- Produced by: U.S. Army Pictorial Service
- Release date: 1945;
- Running time: 16 minutes
- Country: United States
- Language: English

= The Army Nurse =

The Army Nurse is a short documentary propaganda film commissioned by the US military to highlight the role and contributions of Army Nurses.

The film opens with a combat scene in the summer of 1945, when the war becomes a million men old (presumably the Battle of Okinawa) one of the soldiers is shown getting wounded and the scene goes woozy. The narrator notes "This is the time for you to decide what you're gonna be: a soldier that gets injured and dies, or a soldier that gets injured and lives." The GI soon realizes that he is no longer on the battlefield but in a hospital, and he is being taken care of by a familiar face, the Army Nurse.

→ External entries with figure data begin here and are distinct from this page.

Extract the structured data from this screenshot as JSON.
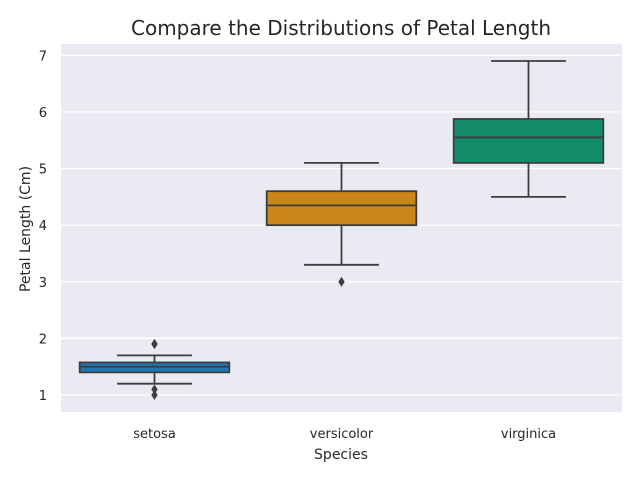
{
  "chart_data": {
    "type": "box",
    "title": "Compare the Distributions of Petal Length",
    "xlabel": "Species",
    "ylabel": "Petal Length (Cm)",
    "ylim": [
      0.7,
      7.2
    ],
    "yticks": [
      1,
      2,
      3,
      4,
      5,
      6,
      7
    ],
    "grid": true,
    "categories": [
      "setosa",
      "versicolor",
      "virginica"
    ],
    "boxes": [
      {
        "category": "setosa",
        "whisker_low": 1.2,
        "q1": 1.4,
        "median": 1.5,
        "q3": 1.575,
        "whisker_high": 1.7,
        "outliers": [
          1.0,
          1.1,
          1.9,
          1.9
        ],
        "color": "#1f77b4"
      },
      {
        "category": "versicolor",
        "whisker_low": 3.3,
        "q1": 4.0,
        "median": 4.35,
        "q3": 4.6,
        "whisker_high": 5.1,
        "outliers": [
          3.0
        ],
        "color": "#c9871a"
      },
      {
        "category": "virginica",
        "whisker_low": 4.5,
        "q1": 5.1,
        "median": 5.55,
        "q3": 5.875,
        "whisker_high": 6.9,
        "outliers": [],
        "color": "#138c67"
      }
    ],
    "colors": {
      "background": "#eaeaf2",
      "grid": "#ffffff",
      "line": "#3d3d3d"
    }
  }
}
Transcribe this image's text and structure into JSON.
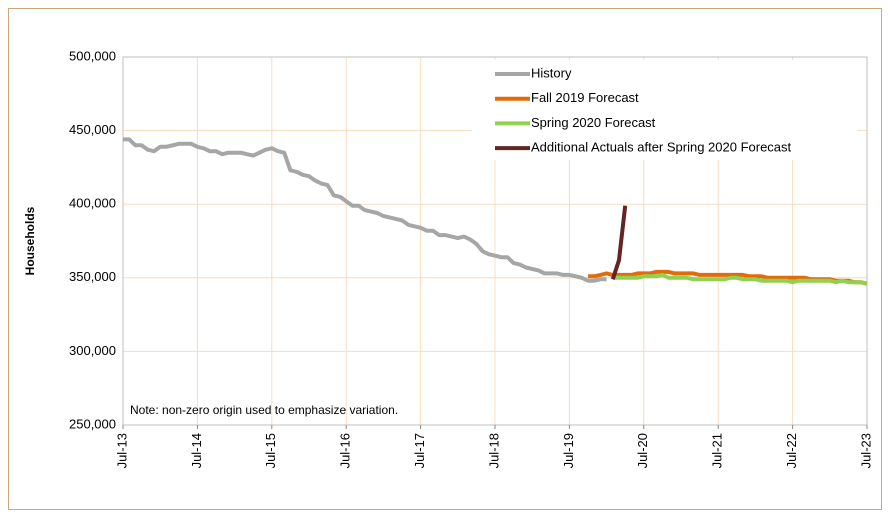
{
  "chart_data": {
    "type": "line",
    "y_label": "Households",
    "annotation": "Note: non-zero origin used to emphasize variation.",
    "categories": [
      "Jul-13",
      null,
      null,
      null,
      null,
      null,
      null,
      null,
      null,
      null,
      null,
      null,
      "Jul-14",
      null,
      null,
      null,
      null,
      null,
      null,
      null,
      null,
      null,
      null,
      null,
      "Jul-15",
      null,
      null,
      null,
      null,
      null,
      null,
      null,
      null,
      null,
      null,
      null,
      "Jul-16",
      null,
      null,
      null,
      null,
      null,
      null,
      null,
      null,
      null,
      null,
      null,
      "Jul-17",
      null,
      null,
      null,
      null,
      null,
      null,
      null,
      null,
      null,
      null,
      null,
      "Jul-18",
      null,
      null,
      null,
      null,
      null,
      null,
      null,
      null,
      null,
      null,
      null,
      "Jul-19",
      null,
      null,
      null,
      null,
      null,
      null,
      null,
      null,
      null,
      null,
      null,
      "Jul-20",
      null,
      null,
      null,
      null,
      null,
      null,
      null,
      null,
      null,
      null,
      null,
      "Jul-21",
      null,
      null,
      null,
      null,
      null,
      null,
      null,
      null,
      null,
      null,
      null,
      "Jul-22",
      null,
      null,
      null,
      null,
      null,
      null,
      null,
      null,
      null,
      null,
      null,
      "Jul-23"
    ],
    "series": [
      {
        "name": "History",
        "color": "#a6a6a6",
        "values": [
          444000,
          444000,
          440000,
          440000,
          437000,
          436000,
          439000,
          439000,
          440000,
          441000,
          441000,
          441000,
          439000,
          438000,
          436000,
          436000,
          434000,
          435000,
          435000,
          435000,
          434000,
          433000,
          435000,
          437000,
          438000,
          436000,
          435000,
          423000,
          422000,
          420000,
          419000,
          416000,
          414000,
          413000,
          406000,
          405000,
          402000,
          399000,
          399000,
          396000,
          395000,
          394000,
          392000,
          391000,
          390000,
          389000,
          386000,
          385000,
          384000,
          382000,
          382000,
          379000,
          379000,
          378000,
          377000,
          378000,
          376000,
          373000,
          368000,
          366000,
          365000,
          364000,
          364000,
          360000,
          359000,
          357000,
          356000,
          355000,
          353000,
          353000,
          353000,
          352000,
          352000,
          351000,
          350000,
          348000,
          348000,
          349000,
          349000,
          null,
          null,
          null,
          null,
          null,
          null,
          null,
          null,
          null,
          null,
          null,
          null,
          null,
          null,
          null,
          null,
          null,
          null,
          null,
          null,
          null,
          null,
          null,
          null,
          null,
          null,
          null,
          null,
          null,
          null,
          null,
          null,
          null,
          null,
          null,
          null,
          null,
          null,
          null,
          null,
          null,
          null
        ]
      },
      {
        "name": "Fall 2019 Forecast",
        "color": "#e36c0a",
        "values": [
          null,
          null,
          null,
          null,
          null,
          null,
          null,
          null,
          null,
          null,
          null,
          null,
          null,
          null,
          null,
          null,
          null,
          null,
          null,
          null,
          null,
          null,
          null,
          null,
          null,
          null,
          null,
          null,
          null,
          null,
          null,
          null,
          null,
          null,
          null,
          null,
          null,
          null,
          null,
          null,
          null,
          null,
          null,
          null,
          null,
          null,
          null,
          null,
          null,
          null,
          null,
          null,
          null,
          null,
          null,
          null,
          null,
          null,
          null,
          null,
          null,
          null,
          null,
          null,
          null,
          null,
          null,
          null,
          null,
          null,
          null,
          null,
          null,
          null,
          null,
          351000,
          351000,
          352000,
          353000,
          352000,
          352000,
          352000,
          352000,
          353000,
          353000,
          353000,
          354000,
          354000,
          354000,
          353000,
          353000,
          353000,
          353000,
          352000,
          352000,
          352000,
          352000,
          352000,
          352000,
          352000,
          352000,
          351000,
          351000,
          351000,
          350000,
          350000,
          350000,
          350000,
          350000,
          350000,
          350000,
          349000,
          349000,
          349000,
          349000,
          348000,
          348000,
          348000,
          347000,
          347000,
          346000
        ]
      },
      {
        "name": "Spring 2020 Forecast",
        "color": "#92d050",
        "values": [
          null,
          null,
          null,
          null,
          null,
          null,
          null,
          null,
          null,
          null,
          null,
          null,
          null,
          null,
          null,
          null,
          null,
          null,
          null,
          null,
          null,
          null,
          null,
          null,
          null,
          null,
          null,
          null,
          null,
          null,
          null,
          null,
          null,
          null,
          null,
          null,
          null,
          null,
          null,
          null,
          null,
          null,
          null,
          null,
          null,
          null,
          null,
          null,
          null,
          null,
          null,
          null,
          null,
          null,
          null,
          null,
          null,
          null,
          null,
          null,
          null,
          null,
          null,
          null,
          null,
          null,
          null,
          null,
          null,
          null,
          null,
          null,
          null,
          null,
          null,
          null,
          null,
          null,
          null,
          350000,
          350000,
          350000,
          350000,
          350000,
          351000,
          351000,
          351000,
          352000,
          350000,
          350000,
          350000,
          350000,
          349000,
          349000,
          349000,
          349000,
          349000,
          349000,
          350000,
          350000,
          349000,
          349000,
          349000,
          348000,
          348000,
          348000,
          348000,
          348000,
          347000,
          348000,
          348000,
          348000,
          348000,
          348000,
          348000,
          347000,
          348000,
          347000,
          347000,
          347000,
          346000
        ]
      },
      {
        "name": "Additional Actuals after Spring 2020 Forecast",
        "color": "#632523",
        "values": [
          null,
          null,
          null,
          null,
          null,
          null,
          null,
          null,
          null,
          null,
          null,
          null,
          null,
          null,
          null,
          null,
          null,
          null,
          null,
          null,
          null,
          null,
          null,
          null,
          null,
          null,
          null,
          null,
          null,
          null,
          null,
          null,
          null,
          null,
          null,
          null,
          null,
          null,
          null,
          null,
          null,
          null,
          null,
          null,
          null,
          null,
          null,
          null,
          null,
          null,
          null,
          null,
          null,
          null,
          null,
          null,
          null,
          null,
          null,
          null,
          null,
          null,
          null,
          null,
          null,
          null,
          null,
          null,
          null,
          null,
          null,
          null,
          null,
          null,
          null,
          null,
          null,
          null,
          null,
          349000,
          362000,
          399000,
          null,
          null,
          null,
          null,
          null,
          null,
          null,
          null,
          null,
          null,
          null,
          null,
          null,
          null,
          null,
          null,
          null,
          null,
          null,
          null,
          null,
          null,
          null,
          null,
          null,
          null,
          null,
          null,
          null,
          null,
          null,
          null,
          null,
          null,
          null,
          null,
          null,
          null,
          null
        ]
      }
    ],
    "ylim": [
      250000,
      500000
    ],
    "yticks": [
      {
        "value": 250000,
        "label": "250,000"
      },
      {
        "value": 300000,
        "label": "300,000"
      },
      {
        "value": 350000,
        "label": "350,000"
      },
      {
        "value": 400000,
        "label": "400,000"
      },
      {
        "value": 450000,
        "label": "450,000"
      },
      {
        "value": 500000,
        "label": "500,000"
      }
    ],
    "grid": true,
    "grid_color": "#f8dcc0",
    "legend": "upper right"
  }
}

The film then commences a discussion of the Army Nurse's training and life during the war, beginning with basic training. The nurses had to go through the same BT regimen as the soldiers, learning how to scale walls, survive in the wilderness, and set up a hospital in the bush. They are sent to wherever they are needed, whether at home or overseas. It they are overseas, they live in much the same conditions as the soldiers to whom they minister, sleeping in GI cots, in GI tents, and wear the same uniforms and helmets, for which they find various practical uses. They also take the same time out to go to USO shows. The film ends with a short statement from the head of the United States Army Nurse Corps, asking the audience to buy war bonds.